We know that, in the ordinary world, devout, observant Jews avoided such people as much as possible. Yet, when Jesus says treat him as you would a Gentile or a tax collector, there is, – coming from Jesus – a certain nuance to that, because, of course, we are all aware of how Jesus himself treated Gentiles and tax collectors. Such people may indeed be outside the community, and they may be there because of their own bad behavior, but they are not forgotten. In the bitterly divided North African Church of the 4th century, Saint Augustine (354-430), speaking of the heretical and schismatic Christians he opposed so vigorously, said: “My friends, we must grieve over these as over our brothers. Whether they like it or not, they are our brothers” [Commentary on Psalm 32 (33)].
So it is hardly surprising that the Church has always recognized reconciling wanderers back to the mainstream of the Church as one of her constant concerns.
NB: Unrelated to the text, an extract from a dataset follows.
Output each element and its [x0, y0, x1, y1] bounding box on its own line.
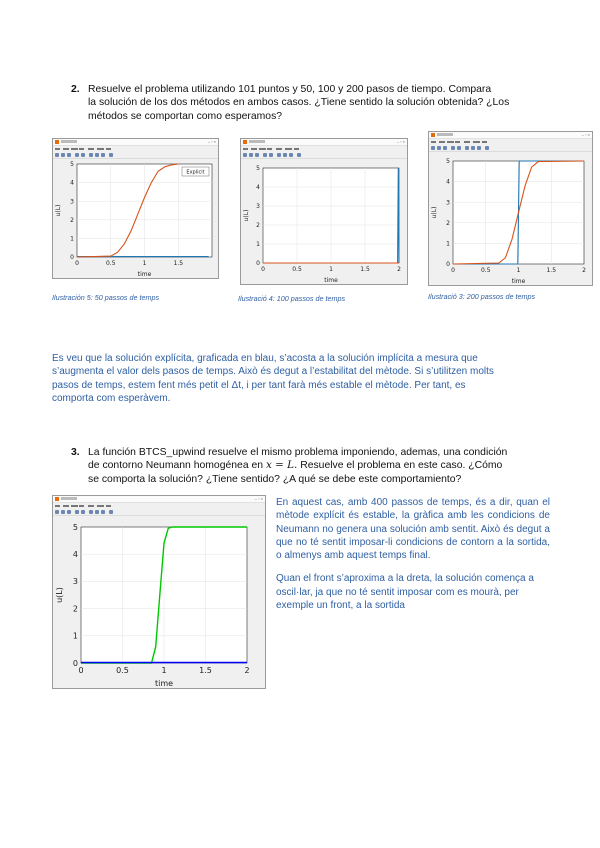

Canon law specifically mentions as one of the duties of pastors “to make every effort … so that the message of the gospel comes also to those who have ceased the practice of their religion.” [CIC 528, 1] If evangelization, what Pope Paul VI called “the essential mission of the Church,” means bringing the good news to those who have not yet fully heard it, then another side of that is bringing the good news again to those who may well once have heard it but who, for whatever range of reasons, have rejected or forgotten it or reinterpreted it as bad news.
The power Jesus entrusted to his apostles to bind and to loose includes both authority to expel and authority to readmit. Elsewhere, when Saint Paul addressed this issue writing to the Christian community in Corinth, which had taken disciplinary action against an offender, Paul reminded them that the offender’s eventual readmission should remain the goal of the process [2 Corinthians 2:5-8].
So whatever we are or do – whether as individuals, or as a family, or as a social or political community – and whatever we are or do as a parish or as a Church – the goal (perhaps not always achievable in every instance, but always our goal nonetheless) must always be to bring us all back together, so that we may eventually all be together, both here and now and forever in God’s kingdom.
As Cardinal Walter Kasper famously wrote: “Mercy is the best and most beautiful news that can be told to us and that we should bring to the world. As God by his mercy always gives us a new chance, a new future, our mercy gives future to the other, and to a world that needs it so much” [“The Message of Mercy,” America, September 15, 2014].
Homily for the 23rd Sunday in Ordinary Time, Immaculate Conception Church, Knoxville, TN, September 10, 2017.